Do you know any other way to optimize this kind of data access?

Thank you.

eguiraud · April 16, 2018, 11:41am

Hi,
consider that TTrees are not read from disk in bulk. Each time you read an entry, that entry and only that entry (and only the branches you need, ideally) are read from disk. (I’m simplifying, ROOT does some smart things like pre-fetching and reading clusters of entries at a time, but these things do not concern your case).

So in your situation you have to loop over your three files three times.
What is the bottleneck exactly, and how did you measure it?
Note that your operating system should put the files in your system cache the first time you read them. On linux the free command gives you information about system cache usage, on my workstation it’s 13GB: if your files are less than that, they will be hot in cache the second time you read them.

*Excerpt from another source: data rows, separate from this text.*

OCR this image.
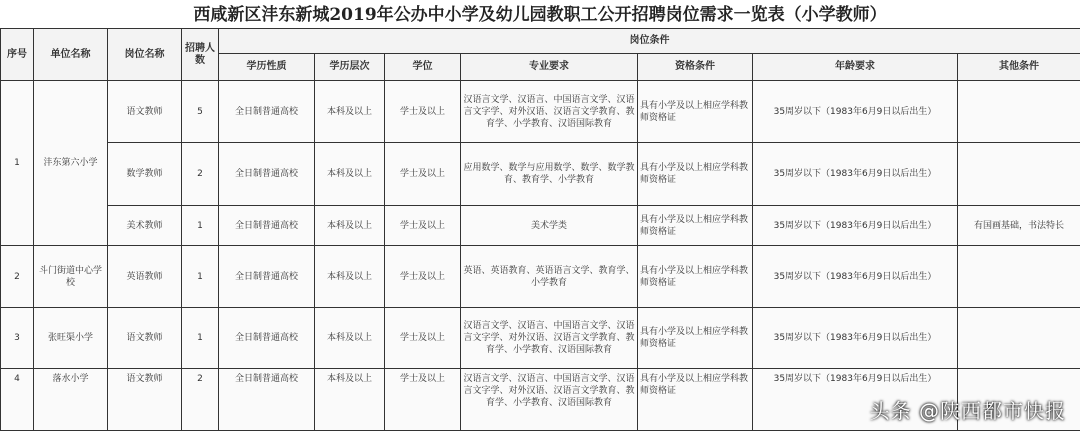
西咸新区沣东新城2019年公办中小学及幼儿园教职工公开招聘岗位需求一览表（小学教师）
序号	单位名称	岗位名称	招聘人数	岗位条件						
				学历性质	学历层次	学位	专业要求	资格条件	年龄要求	其他条件
1	沣东第六小学	语文教师	5	全日制普通高校	本科及以上	学士及以上	汉语言文学、汉语言、中国语言文学、汉语言文字学、对外汉语、汉语言文学教育、教育学、小学教育、汉语国际教育	具有小学及以上相应学科教师资格证	35周岁以下（1983年6月9日以后出生）	
		数学教师	2	全日制普通高校	本科及以上	学士及以上	应用数学、数学与应用数学、数学、数学教育、教育学、小学教育	具有小学及以上相应学科教师资格证	35周岁以下（1983年6月9日以后出生）	
		美术教师	1	全日制普通高校	本科及以上	学士及以上	美术学类	具有小学及以上相应学科教师资格证	35周岁以下（1983年6月9日以后出生）	有国画基础，书法特长
2	斗门街道中心学校	英语教师	1	全日制普通高校	本科及以上	学士及以上	英语、英语教育、英语语言文学、教育学、小学教育	具有小学及以上相应学科教师资格证	35周岁以下（1983年6月9日以后出生）	
3	张旺渠小学	语文教师	1	全日制普通高校	本科及以上	学士及以上	汉语言文学、汉语言、中国语言文学、汉语言文字学、对外汉语、汉语言文学教育、教育学、小学教育、汉语国际教育	具有小学及以上相应学科教师资格证	35周岁以下（1983年6月9日以后出生）	
4	落水小学	语文教师	2	全日制普通高校	本科及以上	学士及以上	汉语言文学、汉语言、中国语言文学、汉语言文字学、对外汉语、汉语言文学教育、教育学、小学教育、汉语国际教育	具有小学及以上相应学科教师资格证	35周岁以下（1983年6月9日以后出生）	
头条 @陕西都市快报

EDIT: the real question is: are you sure there is duplicated work in your workflow, and what exactly is this duplicated work? Opening the same file in three TFiles is not the same as reading the whole file three times!

Cheers,
Enrico

Adrian · April 16, 2018, 11:51am

Hi,

I have to work with a big data set. I’m currently studying the best way to optimize the data access. My question is only based on a “feeling” that defining 3 times the same list of files is probably not optimal.

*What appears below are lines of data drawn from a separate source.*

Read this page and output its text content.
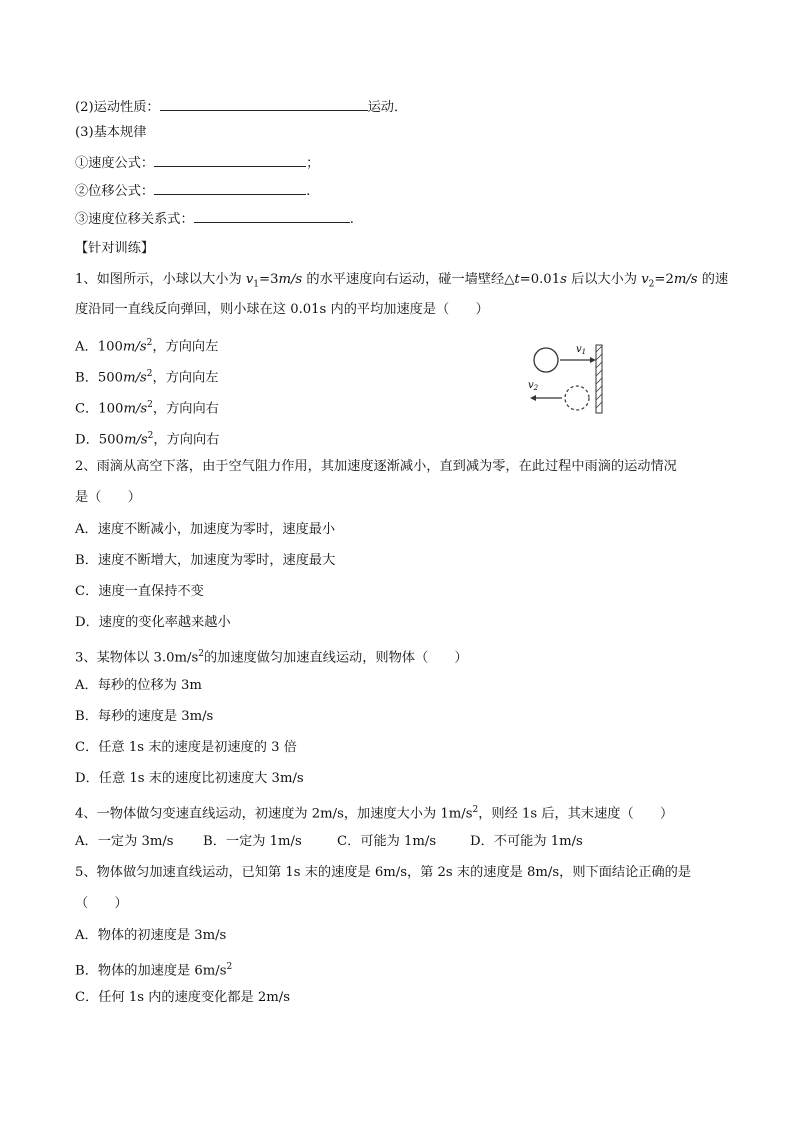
(2)运动性质：	运动．
(3)基本规律
①速度公式：	；
②位移公式：	.
③速度位移关系式：	.
【针对训练】
1、如图所示，小球以大小为 $v_1=3m/s$ 的水平速度向右运动，碰一墙壁经△t=0.01s 后以大小为 $v_2=2m/s$ 的速
度沿同一直线反向弹回，则小球在这 0.01s 内的平均加速度是（　　）
A．$100m/s^2$，方向向左
B．$500m/s^2$，方向向左
C．$100m/s^2$，方向向右
D．$500m/s^2$，方向向右
$v_1$
$v_2$
2、雨滴从高空下落，由于空气阻力作用，其加速度逐渐减小，直到减为零，在此过程中雨滴的运动情况
是（　　）
A．速度不断减小，加速度为零时，速度最小
B．速度不断增大，加速度为零时，速度最大
C．速度一直保持不变
D．速度的变化率越来越小
3、某物体以 $3.0m/s^2$的加速度做匀加速直线运动，则物体（　　）
A．每秒的位移为 3m
B．每秒的速度是 3m/s
C．任意 1s 末的速度是初速度的 3 倍
D．任意 1s 末的速度比初速度大 3m/s
4、一物体做匀变速直线运动，初速度为 2m/s，加速度大小为 $1m/s^2$，则经 1s 后，其末速度（　　）
A．一定为 3m/s B．一定为 1m/s	C．可能为 1m/s	D．不可能为 1m/s
5、物体做匀加速直线运动，已知第 1s 末的速度是 6m/s，第 2s 末的速度是 8m/s，则下面结论正确的是
（　　）
A．物体的初速度是 3m/s
B．物体的加速度是 $6m/s^2$
C．任何 1s 内的速度变化都是 2m/s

My root files are time sorted. When reading the data set, they are loaded sequentially. Do you think that the way I access the data in the 3 TTree (see my first post) is optimal in that case?

Thank you

eguiraud · April 16, 2018, 12:05pm

Hi,
defining the same list of files three times, per se, is not a problem.
I/O performance is a function of the actual disk access pattern, i.e. of how you use those lists.

The best possible pattern (making the simplifying assumption that you eventually read all bytes of all files) is starting from the beginning of the first file and read bytes in order, without ever reading the same byte twice.

The second best possible pattern takes advantage of your file system cache:
you read no more than your cache size, then re-read it as much as you need while it’s hot in cache, then you switch to reading and re-reading the next chunk, etc.

ROOT (pre-fetching, clustered reading and unzipping…) helps you by not making too many system calls, but as far as I know that works per tree.

Also, make sure you actually have a bottleneck and the bottleneck is where you think it is before optimizing too much

Hope this helps,
Enrico

sbinet · April 16, 2018, 12:22pm

note that, IIRC, TChain::Add(fname) will actually call, at some point, TFile::SysOpen.

depending on the number of files and the type of the underlying filesystem, this could result in a stat(3)-storm “attack” on the fs.

system · April 30, 2018, 12:22pm

This topic was automatically closed 14 days after the last reply. New replies are no longer allowed.